Select a poster or pamphlet from your site that conveys information about disease prevention or treatment. Analyze the ways in which the artifact conveys information and (if applicable) makes an argument.


- Students will be able to analyze visual and written health education material in relation to narrative, intended audience, and social context/ideology.

- Students will be able to assess the strengths and limitations of the way health information is conveyed in educational posters and pamphlets.


Any shadowing site with printed material (brochures, posters, etc).

Recommended Preparatory Reading:

Martin Gorsky, Krzysztof Krajewski-Siuda, Wojciech Dutka, Virginia Berridge. "Anti-Alcohol Posters in Poland, 1945-1989: Diverse Meanings, Uncertain Effects" American Journal of Public Health 100, no. 11 (2010), 2059-2069.  

Time Commitment: 

About half an hour.

Appropriate For: 

advanced undergraduate students; undergraduate medical students; graduate students in the health professions.

Activity Description:

Arrive at your shadowing site.

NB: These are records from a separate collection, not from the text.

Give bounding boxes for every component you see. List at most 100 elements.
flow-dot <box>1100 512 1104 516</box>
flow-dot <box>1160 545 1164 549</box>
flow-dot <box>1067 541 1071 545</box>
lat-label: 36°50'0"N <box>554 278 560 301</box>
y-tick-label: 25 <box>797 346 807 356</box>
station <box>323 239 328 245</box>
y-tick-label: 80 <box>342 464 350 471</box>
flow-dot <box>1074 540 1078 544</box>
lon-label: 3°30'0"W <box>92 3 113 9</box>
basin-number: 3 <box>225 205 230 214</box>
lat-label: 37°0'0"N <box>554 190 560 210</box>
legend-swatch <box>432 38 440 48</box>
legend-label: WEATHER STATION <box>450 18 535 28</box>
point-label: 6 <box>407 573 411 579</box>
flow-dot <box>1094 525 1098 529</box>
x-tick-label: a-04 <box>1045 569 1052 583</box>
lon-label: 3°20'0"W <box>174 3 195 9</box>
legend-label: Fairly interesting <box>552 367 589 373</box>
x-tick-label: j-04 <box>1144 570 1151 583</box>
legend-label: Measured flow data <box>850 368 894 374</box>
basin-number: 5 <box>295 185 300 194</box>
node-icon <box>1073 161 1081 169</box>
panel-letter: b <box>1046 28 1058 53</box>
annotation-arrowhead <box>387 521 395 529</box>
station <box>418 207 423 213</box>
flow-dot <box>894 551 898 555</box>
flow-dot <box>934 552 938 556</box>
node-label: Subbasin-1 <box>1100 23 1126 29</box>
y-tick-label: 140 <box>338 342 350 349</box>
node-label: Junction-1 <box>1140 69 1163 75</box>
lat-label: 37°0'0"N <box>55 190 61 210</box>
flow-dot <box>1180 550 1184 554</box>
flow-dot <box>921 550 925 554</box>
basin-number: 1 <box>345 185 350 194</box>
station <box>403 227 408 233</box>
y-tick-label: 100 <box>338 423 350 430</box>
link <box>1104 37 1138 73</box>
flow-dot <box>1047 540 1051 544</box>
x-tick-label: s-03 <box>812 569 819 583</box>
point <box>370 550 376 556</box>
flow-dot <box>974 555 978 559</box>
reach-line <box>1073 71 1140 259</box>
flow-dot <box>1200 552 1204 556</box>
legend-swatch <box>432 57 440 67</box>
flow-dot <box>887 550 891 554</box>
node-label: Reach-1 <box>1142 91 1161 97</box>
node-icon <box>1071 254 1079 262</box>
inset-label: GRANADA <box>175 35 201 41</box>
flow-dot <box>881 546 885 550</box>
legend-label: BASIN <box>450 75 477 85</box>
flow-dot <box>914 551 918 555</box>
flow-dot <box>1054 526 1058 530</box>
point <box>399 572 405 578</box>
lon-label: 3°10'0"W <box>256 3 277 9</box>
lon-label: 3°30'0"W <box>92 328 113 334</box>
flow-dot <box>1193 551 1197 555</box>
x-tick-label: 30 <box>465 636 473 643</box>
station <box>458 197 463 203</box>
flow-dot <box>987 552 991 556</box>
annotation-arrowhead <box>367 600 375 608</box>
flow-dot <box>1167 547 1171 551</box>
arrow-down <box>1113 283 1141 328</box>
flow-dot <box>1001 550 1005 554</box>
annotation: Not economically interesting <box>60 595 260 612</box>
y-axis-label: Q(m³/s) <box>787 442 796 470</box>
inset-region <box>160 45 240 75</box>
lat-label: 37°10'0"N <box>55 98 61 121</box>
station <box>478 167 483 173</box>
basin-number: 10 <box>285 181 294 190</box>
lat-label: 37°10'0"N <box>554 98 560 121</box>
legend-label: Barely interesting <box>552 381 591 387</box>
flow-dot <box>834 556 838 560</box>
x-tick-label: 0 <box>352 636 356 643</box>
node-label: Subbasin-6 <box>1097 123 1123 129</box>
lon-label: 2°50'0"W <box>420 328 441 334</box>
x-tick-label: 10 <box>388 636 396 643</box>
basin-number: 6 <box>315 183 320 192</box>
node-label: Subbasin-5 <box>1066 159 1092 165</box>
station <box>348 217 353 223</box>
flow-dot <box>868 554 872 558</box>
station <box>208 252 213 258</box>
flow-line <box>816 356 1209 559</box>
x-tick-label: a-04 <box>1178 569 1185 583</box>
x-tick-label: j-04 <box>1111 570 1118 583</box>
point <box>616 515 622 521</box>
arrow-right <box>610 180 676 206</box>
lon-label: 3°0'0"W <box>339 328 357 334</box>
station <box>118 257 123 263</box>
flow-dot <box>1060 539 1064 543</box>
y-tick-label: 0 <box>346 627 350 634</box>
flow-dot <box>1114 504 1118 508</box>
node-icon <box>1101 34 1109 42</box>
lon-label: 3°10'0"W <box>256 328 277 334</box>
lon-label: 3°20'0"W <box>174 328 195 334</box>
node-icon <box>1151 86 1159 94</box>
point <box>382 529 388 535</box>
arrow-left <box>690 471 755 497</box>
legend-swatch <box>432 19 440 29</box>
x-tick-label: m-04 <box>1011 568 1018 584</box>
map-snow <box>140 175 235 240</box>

Locate informational posters or pamphlets. If you decide to analyze a pamphlet, and they are freely available, take one. If you decide to analyze a poster, snap a picture of it so that you will be able to reference it later.

When you have time, take notes analyzing the artifact according to the following levels/steps:

1) Literal analysis: What is depicted (individuals, families, organs, etc)? What components make up the image? What colors are used? How is text arranged on the page(s)?

2) Narrative analysis: What basic story is the artifact telling (if any)? 

3) Intended meaning analysis: Who is the intended audience for the artifact? What information is the audience supposed to glean from the artifact? What argument is the artifact making to them?

4) Ideological meaning analysis: What assumptions does the artifact make about moral values or the organization of society?

5) Oppositional meaning analysis (optional): What are the ways in which the artifact could be "misread" or misunderstood? What are some alternative ways to interpret the artifact?

6) Evaluative analysis: Now that you've closely analyzed this educational material, what does your analysis tell us about broader issues in the fields of medicine or public health? 

Drawing on notes from this analysis activity and your additional experiences during this shadowing site visit, write a blog post or short reflection essay.